The Genevan, like all other men of French or partially French extraction, is a tremendous worker, and this includes the female as well as the male. The male Genevan is up with the lark, or whatever bird in Switzerland has the disagreeable habit of early rising, and his labor continues as long as he can see, and even after. And he works, not in a perfunctory sort of way, but tackles his business as though he was doing it for the simple liking of it. He is a most persistent and rapid worker.

I was exploring the old part of the city one night, and in groping through the narrow, half-underground passages, I came upon a baker’s shop.
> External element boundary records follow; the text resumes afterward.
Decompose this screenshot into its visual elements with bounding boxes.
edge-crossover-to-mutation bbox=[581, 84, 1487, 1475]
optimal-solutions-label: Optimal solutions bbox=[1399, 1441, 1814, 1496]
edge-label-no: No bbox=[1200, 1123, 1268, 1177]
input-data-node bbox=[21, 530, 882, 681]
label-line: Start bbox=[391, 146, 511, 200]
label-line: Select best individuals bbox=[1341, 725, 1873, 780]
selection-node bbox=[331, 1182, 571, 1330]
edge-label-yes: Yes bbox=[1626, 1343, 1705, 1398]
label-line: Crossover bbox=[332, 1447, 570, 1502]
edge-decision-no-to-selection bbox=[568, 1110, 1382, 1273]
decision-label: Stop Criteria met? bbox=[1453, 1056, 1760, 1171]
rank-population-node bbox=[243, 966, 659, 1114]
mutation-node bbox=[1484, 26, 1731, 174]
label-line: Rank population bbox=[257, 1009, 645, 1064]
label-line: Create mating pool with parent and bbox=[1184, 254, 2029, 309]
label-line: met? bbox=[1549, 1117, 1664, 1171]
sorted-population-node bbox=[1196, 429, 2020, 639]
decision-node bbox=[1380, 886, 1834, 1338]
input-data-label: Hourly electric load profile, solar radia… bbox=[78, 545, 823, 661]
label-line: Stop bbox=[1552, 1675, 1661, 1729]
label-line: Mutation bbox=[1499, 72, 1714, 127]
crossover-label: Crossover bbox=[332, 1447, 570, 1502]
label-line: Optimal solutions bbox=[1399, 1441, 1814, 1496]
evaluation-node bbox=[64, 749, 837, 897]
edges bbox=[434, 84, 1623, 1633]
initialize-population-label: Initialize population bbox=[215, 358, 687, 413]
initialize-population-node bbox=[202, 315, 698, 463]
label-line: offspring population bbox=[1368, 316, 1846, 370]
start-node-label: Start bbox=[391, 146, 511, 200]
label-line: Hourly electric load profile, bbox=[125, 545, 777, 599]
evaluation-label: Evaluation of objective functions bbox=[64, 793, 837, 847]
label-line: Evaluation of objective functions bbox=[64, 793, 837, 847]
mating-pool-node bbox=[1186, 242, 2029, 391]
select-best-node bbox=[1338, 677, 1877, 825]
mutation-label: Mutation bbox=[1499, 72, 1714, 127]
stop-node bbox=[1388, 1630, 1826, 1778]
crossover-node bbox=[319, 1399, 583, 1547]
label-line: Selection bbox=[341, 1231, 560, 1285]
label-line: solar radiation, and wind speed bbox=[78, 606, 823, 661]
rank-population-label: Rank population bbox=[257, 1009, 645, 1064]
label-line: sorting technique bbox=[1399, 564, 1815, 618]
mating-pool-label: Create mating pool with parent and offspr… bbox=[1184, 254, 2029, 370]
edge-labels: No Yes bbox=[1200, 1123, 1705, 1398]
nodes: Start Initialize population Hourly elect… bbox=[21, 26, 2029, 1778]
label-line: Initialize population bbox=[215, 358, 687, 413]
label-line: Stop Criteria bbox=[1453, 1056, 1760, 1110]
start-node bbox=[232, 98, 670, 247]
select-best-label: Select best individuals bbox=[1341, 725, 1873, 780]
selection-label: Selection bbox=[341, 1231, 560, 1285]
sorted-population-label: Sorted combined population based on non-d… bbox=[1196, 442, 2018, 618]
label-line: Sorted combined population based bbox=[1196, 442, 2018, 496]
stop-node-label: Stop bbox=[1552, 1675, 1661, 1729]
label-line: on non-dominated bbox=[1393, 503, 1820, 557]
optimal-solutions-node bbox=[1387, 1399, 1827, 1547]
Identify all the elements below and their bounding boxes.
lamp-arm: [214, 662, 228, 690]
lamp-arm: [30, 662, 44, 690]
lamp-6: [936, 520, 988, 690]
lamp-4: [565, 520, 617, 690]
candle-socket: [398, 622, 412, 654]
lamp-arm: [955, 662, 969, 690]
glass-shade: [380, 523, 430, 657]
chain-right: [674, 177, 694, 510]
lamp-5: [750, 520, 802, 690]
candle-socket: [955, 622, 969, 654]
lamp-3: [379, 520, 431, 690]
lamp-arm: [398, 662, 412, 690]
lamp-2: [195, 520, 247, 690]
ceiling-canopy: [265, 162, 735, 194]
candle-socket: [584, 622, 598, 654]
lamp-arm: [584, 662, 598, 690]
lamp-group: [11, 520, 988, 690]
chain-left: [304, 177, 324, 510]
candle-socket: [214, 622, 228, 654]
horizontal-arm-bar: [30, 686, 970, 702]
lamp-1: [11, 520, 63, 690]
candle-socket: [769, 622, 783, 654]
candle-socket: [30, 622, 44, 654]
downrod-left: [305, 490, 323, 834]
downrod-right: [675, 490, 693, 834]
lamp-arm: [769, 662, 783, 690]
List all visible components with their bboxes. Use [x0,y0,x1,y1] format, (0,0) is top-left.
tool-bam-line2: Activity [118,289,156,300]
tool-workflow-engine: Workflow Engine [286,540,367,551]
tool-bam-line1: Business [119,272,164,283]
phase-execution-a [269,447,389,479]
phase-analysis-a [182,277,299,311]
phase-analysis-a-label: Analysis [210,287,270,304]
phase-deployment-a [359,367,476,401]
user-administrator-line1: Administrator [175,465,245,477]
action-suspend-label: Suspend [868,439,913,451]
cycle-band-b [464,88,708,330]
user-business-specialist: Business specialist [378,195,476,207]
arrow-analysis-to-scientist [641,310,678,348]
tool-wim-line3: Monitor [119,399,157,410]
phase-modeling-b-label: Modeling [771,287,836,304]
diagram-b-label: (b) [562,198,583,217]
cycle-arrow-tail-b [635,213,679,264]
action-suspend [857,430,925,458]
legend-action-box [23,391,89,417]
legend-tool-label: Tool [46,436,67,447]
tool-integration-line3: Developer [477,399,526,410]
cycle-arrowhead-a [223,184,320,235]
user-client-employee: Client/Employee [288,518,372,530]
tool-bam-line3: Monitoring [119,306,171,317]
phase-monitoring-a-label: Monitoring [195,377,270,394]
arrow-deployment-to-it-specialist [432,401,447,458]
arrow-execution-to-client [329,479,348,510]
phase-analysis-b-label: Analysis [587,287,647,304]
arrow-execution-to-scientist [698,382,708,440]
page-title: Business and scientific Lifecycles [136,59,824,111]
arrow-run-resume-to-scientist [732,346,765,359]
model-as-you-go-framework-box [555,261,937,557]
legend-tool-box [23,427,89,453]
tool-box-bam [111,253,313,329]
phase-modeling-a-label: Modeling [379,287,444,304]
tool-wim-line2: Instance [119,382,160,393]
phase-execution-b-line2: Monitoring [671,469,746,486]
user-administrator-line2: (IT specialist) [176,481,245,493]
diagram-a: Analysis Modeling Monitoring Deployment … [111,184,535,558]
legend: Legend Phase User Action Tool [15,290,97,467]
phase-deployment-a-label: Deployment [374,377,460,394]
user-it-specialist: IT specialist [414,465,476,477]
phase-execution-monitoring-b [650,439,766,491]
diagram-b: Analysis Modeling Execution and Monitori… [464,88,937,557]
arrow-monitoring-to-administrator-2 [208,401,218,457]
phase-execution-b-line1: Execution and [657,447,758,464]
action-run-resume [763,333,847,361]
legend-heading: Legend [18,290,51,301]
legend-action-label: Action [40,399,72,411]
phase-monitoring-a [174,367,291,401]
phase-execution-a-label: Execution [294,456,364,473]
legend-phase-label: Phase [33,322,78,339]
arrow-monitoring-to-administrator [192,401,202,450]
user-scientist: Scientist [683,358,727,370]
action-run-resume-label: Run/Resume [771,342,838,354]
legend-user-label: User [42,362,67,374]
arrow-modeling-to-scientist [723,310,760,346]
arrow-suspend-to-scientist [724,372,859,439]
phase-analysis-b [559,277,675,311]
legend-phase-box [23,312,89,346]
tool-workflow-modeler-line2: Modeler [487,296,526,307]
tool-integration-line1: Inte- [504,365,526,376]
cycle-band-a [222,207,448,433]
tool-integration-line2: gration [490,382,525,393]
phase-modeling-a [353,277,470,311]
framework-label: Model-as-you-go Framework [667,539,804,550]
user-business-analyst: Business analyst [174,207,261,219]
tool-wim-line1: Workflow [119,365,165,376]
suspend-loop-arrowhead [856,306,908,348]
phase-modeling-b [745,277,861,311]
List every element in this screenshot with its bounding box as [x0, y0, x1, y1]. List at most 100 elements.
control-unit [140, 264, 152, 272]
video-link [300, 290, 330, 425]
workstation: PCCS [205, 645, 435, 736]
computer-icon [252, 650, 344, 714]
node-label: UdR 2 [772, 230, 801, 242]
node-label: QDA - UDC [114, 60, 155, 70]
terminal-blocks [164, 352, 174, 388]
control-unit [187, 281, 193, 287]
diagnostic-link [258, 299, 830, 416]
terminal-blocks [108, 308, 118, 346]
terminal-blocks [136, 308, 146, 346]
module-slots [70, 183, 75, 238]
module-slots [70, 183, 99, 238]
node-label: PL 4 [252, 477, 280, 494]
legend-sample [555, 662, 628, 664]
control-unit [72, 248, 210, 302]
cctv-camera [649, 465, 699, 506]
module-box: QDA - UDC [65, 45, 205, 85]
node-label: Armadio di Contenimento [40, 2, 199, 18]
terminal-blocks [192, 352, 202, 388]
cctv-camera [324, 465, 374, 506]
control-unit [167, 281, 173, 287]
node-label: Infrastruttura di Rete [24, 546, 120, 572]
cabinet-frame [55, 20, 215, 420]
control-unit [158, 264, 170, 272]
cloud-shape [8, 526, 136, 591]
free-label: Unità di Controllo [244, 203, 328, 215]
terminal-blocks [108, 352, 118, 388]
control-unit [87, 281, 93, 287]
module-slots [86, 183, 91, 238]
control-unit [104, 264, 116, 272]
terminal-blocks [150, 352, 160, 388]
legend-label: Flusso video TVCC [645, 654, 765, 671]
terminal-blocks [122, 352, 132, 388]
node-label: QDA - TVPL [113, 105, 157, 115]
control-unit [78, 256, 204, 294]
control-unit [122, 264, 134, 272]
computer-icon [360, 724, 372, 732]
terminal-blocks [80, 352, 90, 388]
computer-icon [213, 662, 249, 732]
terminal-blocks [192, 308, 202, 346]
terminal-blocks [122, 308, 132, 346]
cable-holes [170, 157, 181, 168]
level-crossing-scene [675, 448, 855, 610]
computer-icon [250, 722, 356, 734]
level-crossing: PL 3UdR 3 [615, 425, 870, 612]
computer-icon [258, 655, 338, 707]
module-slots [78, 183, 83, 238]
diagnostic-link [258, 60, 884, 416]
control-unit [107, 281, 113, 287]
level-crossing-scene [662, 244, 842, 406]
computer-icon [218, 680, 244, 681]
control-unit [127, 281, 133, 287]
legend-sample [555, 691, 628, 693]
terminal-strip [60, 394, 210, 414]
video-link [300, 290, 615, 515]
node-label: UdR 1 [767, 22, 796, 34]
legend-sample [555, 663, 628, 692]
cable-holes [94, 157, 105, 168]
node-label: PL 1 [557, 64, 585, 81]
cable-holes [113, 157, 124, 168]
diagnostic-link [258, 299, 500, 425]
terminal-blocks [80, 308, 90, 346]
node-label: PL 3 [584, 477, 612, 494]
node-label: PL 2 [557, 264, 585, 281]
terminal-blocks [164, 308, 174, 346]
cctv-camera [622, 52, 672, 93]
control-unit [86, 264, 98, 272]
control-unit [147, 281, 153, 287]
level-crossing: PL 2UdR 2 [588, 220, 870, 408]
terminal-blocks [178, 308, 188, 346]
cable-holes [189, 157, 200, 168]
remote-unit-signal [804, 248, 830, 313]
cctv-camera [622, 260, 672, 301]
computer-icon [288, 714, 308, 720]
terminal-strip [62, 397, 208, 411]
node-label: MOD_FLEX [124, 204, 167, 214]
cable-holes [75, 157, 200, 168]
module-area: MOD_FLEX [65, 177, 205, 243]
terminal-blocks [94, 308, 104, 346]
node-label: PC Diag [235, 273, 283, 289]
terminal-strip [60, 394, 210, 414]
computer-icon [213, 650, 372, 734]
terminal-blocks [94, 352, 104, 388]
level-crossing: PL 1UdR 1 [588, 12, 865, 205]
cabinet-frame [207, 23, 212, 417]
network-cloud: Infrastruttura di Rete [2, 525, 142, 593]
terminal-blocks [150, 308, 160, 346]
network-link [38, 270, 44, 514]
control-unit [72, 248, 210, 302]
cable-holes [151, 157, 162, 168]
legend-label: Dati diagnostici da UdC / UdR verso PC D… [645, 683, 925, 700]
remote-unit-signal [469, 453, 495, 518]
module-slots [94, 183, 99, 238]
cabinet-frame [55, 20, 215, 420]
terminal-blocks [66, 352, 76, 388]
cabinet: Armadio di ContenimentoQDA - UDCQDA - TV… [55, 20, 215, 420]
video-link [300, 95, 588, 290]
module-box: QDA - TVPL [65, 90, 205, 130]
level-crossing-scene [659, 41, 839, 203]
As I wanted to get at the secret of the delicious bread for which the French are famous, I investigated. It was a scorching night, but nevertheless there was a roaring oven, heated seven times hotter than any furnace I had ever read of, except one. In front of this furnace, were the mixing and kneading troughs, and at them, in a space of not more than twenty feet square, were a score or more of men naked to the waist, with perspiration pouring from every pore, at work at the stiff and tenacious dough. They would lift a mass of it half as large as their bodies, and slap it about, and pull it out, and compress it, and elongate it, and torture it in all sorts of shapes, and in every way possible for dough to be tortured. It was as hard manual labor as I had ever seen performed.